Helle Trauer

Tamara Arnaut lebt in Balti, sie arbeitet dort als Deutschlehrerin am Gogol-Lyzeum. Für Feuilletonsern.at gewährt sie regelmäßige Einblicke in ein in Europa relativ unbekanntes Land: Moldawien. Diesmal schrieb sie über den Olympia-Auftritt der moldauischen Delegation.

Dieser Tage waren die XXII. olympischen Winterspiele in Sotschi zu Ende. Die Republik Moldau belegt im Medaillenspiegel ohne Spitzenplatzierungen den 70. Platz. Dennoch hatte Moldau bedeutenden Anteil an den olympischen Spielen.

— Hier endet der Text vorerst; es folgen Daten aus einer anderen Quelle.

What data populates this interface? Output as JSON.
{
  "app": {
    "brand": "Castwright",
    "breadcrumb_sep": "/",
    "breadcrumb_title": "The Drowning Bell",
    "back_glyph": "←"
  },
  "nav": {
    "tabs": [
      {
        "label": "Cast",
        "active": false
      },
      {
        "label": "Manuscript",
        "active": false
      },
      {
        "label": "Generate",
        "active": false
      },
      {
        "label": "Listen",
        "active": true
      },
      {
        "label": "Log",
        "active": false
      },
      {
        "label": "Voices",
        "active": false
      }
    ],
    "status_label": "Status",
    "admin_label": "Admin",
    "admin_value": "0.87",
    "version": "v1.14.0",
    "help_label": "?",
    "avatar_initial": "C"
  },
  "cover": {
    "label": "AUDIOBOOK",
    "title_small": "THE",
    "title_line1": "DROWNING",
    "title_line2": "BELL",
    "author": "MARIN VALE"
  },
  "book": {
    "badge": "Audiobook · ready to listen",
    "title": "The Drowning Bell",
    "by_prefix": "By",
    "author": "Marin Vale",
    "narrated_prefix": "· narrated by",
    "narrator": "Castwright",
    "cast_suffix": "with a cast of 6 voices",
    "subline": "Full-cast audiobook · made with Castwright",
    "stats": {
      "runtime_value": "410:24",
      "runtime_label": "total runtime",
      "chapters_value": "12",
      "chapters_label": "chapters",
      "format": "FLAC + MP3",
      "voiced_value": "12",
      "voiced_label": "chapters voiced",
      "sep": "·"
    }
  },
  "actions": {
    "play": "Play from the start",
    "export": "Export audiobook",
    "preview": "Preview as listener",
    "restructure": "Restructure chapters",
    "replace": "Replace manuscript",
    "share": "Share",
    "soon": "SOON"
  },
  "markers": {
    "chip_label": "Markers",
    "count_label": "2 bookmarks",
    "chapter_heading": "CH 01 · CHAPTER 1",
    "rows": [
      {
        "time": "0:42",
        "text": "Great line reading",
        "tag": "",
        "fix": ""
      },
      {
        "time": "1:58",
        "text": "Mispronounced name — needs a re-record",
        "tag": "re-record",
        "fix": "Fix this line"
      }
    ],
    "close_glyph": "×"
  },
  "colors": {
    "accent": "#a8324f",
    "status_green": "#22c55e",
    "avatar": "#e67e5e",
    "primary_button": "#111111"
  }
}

Die moldauische Delegation ist  am 7. Februar im Olympiastadion „Fischt“ in Sotschi in Anwesenheit von Dutzenden  Staats- und Regierungsoberhäuptern und Tausenden Zuschauern in Blau erschienen. Der kleinen, fünfköpfigen Mannschaft fehlte vielleicht die Anwesenheit ihres eigenen Präsidenten, Nicolae Timofti, der sich zu den großen politischen Machthabern gesellte, welche aus politischen Gründen nicht zu Olympiade gekommen sind.

(c) Tamara Arnaut

Der Fahnenträger unserer Delegation war der junger Skiläufer Wiktor Pynsaru, von den drei anderen moldauischen Olympiateilnehmern stammte übrigens einer aus Rumänien und einer aus Österreich. Der größte moldauische Beitrag zur Olympiade war nicht nur deshalb bereits bei der Eröffnungsfeier zu sehen und zu hören.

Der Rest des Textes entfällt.